Gareth Bale has revealed he's on a carefully tailored fitness plan in order to be in tip-top shape for Wales at the World Cup come November.
Even though he is now 33 years old, Bale is still his country's best player and, having finally helped the Dragons qualify for the global showpiece for the first time in the modern era, Bale seems determined to ensure he is in the best possible shape for Qatar.
In comments that may have raised an eyebrow from fans had he been still plying his club trade in one of Europe's top leagues, Bale admitted he has deliberately not yet played a full 90 minutes for MLS side Los Angeles FC since joining them in June because he is trying to build his fitness up slowly.
It's interesting that Bale opted for a move to the US to prolong his club career this summer, even though he would likely have had interest from Premier League clubs, after a relatively successful spell back on loan at Tottenham from Real Madrid in the 2020-21 campaign.
It seems it was a calculated move for the former Southampton youngster to make the switch to LA, where he knows the pressure will not be on him to perform to his previous high standards week-in, week-out, and he also knows he will be afforded favours by coaching staff just delighted he's there.
It looks like he's privately made it clear that international football is now his overwhelming priority as he reaches the climax of what's been a glittering career.
Speaking ahead of Wales' Nations League clash in Belgium on Thursday, when Bale is again likely to be restricted to a second-half cameo role, Bale revealed how he is working on a carefully-structured fitness plan to ensure he's at his best when the World Cup begins for Wales on 21st November.
He said: "We have a plan in LA with what we're doing. We're not doing too much straight away. Every footballer wants to play as much as they can, but we're being clever and building myself up for the last important part of the season.
"Hopefully that should put me in great shape for the World Cup. I think I'll be a lot fitter. I haven't played 90 minutes yet, which is what I'm building up to."
Bale has attracted criticism from some parts for his apparent indifferent approach to club football in recent years and he fell out with former Real boss Zinedine Zidane at the Bernabeu, while fans also turned against him at times due to a perceived unwillingness to give his all for Los Blancos.
Bale will rightly point out the trophies he helped the Spanish giants win while in Madrid as a counter-argument and his stunning overhead kick goal in the 2018 Champions League Final victory over Liverpool remains somewhat strangely forgotten - despite the fact it is one of greatest individual goals ever in such a high-profile club game.
Back home, there are no critics. His commitment to Wales remains absolute and he demonstrated his importance to the team again in the summer when scoring the winner against Ukraine to seal their World Cup place.
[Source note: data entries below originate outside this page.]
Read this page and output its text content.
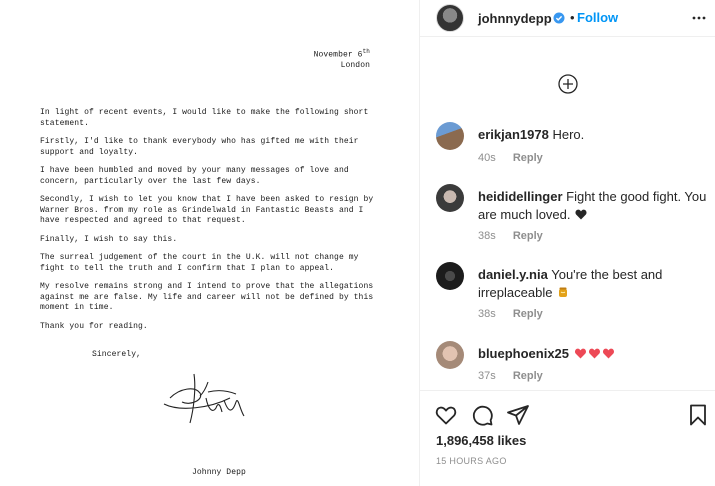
November 6th
London

In light of recent events, I would like to make the following short statement.

Firstly, I'd like to thank everybody who has gifted me with their support and loyalty.

I have been humbled and moved by your many messages of love and concern, particularly over the last few days.

Secondly, I wish to let you know that I have been asked to resign by Warner Bros. from my role as Grindelwald in Fantastic Beasts and I have respected and agreed to that request.

Finally, I wish to say this.

The surreal judgement of the court in the U.K. will not change my fight to tell the truth and I confirm that I plan to appeal.

My resolve remains strong and I intend to prove that the allegations against me are false. My life and career will not be defined by this moment in time.

Thank you for reading.

Sincerely,
Johnny Depp
johnnydepp • Follow
erikjan1978 Hero.
40s Reply
heididellinger Fight the good fight. You are much loved.
38s Reply
daniel.y.nia You're the best and irreplaceable
38s Reply
bluephoenix25
37s Reply
1,896,458 likes
15 HOURS AGO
Bale, who is comfortably Wales' all-time leading scorer with 40 goals from 106 caps, appears to be preparing himself to make a big impact in Qatar.
However, it will only be worth it if he manages to lead his country to at least the quarter-finals this winter. That may seem a tad unfair on a nation who have only just qualified for their second World Cup but there is a reason they are as short as 11/10 to qualify from the group and are modestly valued at just 11/2 to reach the last eight.
Plenty of Wales fans will just be delighted to be involved but for a country ranked 19th in the world, should they be setting their sights higher? Bale's approach seems to suggest he personally is.
Remember, this is a team that surpassed all expectations to make it to the last four in their first-ever Euros and one that should be targeting finishing ahead of Iran and USA in Group B - which of course also tantalisingly includes England - before then going deeper into what could be an unpredictable tournament.
Bale knows he will be another couple of years older when the next major international tournament comes along - and Wales may struggle to qualify for Euro 2024 anyway - so he is aware this is the chance of a lifetime to finally mix it with the world's best players on the biggest stage of all.